N’Dri Ludovic, secrétaire général de la mairie et superviseur de l’opération d’identification dans cette cité, a indiqué que cette faible mobilisation des populations pourrait s’expliquer par le manque de communication autour de l’opération. Il a noté que cela s’explique aussi par le fait que l’opération a débuté il y a moins de deux semaines dans sa commune. « On a ouvert le 26 février. Mais, ce n’est seulement qu’à partir du 27 février qu’on a effectivement commencé l’identification. Le total des requérants à ce jour est de 365.», a-t-il justifié.

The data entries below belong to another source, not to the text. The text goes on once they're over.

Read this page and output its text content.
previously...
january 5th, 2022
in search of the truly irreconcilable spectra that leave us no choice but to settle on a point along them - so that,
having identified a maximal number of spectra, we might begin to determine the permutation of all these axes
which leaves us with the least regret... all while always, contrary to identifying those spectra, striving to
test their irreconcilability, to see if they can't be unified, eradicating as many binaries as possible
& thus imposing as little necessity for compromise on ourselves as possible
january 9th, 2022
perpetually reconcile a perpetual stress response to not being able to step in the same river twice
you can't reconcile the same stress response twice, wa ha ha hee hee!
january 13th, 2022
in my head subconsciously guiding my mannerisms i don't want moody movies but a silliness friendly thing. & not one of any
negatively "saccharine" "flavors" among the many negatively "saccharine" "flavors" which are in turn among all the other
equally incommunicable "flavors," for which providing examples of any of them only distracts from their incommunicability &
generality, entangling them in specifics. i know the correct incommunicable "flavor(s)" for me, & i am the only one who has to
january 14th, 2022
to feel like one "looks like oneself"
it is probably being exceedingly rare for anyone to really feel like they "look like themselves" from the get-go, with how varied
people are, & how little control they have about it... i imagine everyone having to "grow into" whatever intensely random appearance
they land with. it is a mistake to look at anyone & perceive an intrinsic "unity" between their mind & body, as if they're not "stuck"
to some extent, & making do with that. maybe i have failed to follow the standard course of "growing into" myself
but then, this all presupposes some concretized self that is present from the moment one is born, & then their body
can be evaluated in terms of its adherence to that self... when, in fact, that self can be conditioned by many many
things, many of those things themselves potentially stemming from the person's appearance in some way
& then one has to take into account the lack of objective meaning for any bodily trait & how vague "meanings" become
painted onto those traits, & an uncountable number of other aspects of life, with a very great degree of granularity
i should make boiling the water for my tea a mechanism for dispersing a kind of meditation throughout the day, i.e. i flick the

A Marcory, c’est la cour de la radio locale qui abrite l’opération. Là encore, on pouvait remarquer un faible engouement des populations à notre passage, à 14h42 min. Des jeunes filles assises sur le banc, attendent leurs tours. Une dame s’est prêtée à nos questions. « Je suis venue accompagner ma sœur parce qu’ici, ça avance, contrairement aux services de Koumassi où nous résidons. C’est ici que j’ai fait mon identification la semaine dernière. Satisfaite de la qualité du service, j’y ai accompagné ma sœur. » a-t-elle indiqué. Tout comme à Koumassi, les agents ont refusé de nous donner plus d’informations sur le processus d’identification. Notons que l’opération est permanente. Et pour faire la demande, le requérant doit se munir d’un extrait d’acte de naissance ou d’un jugement supplétif, d’un certificat de nationalité, avec le reçu de paiement du droit de timbre de 5000 F cfa qu’il s’acquittera dans les points dédiés.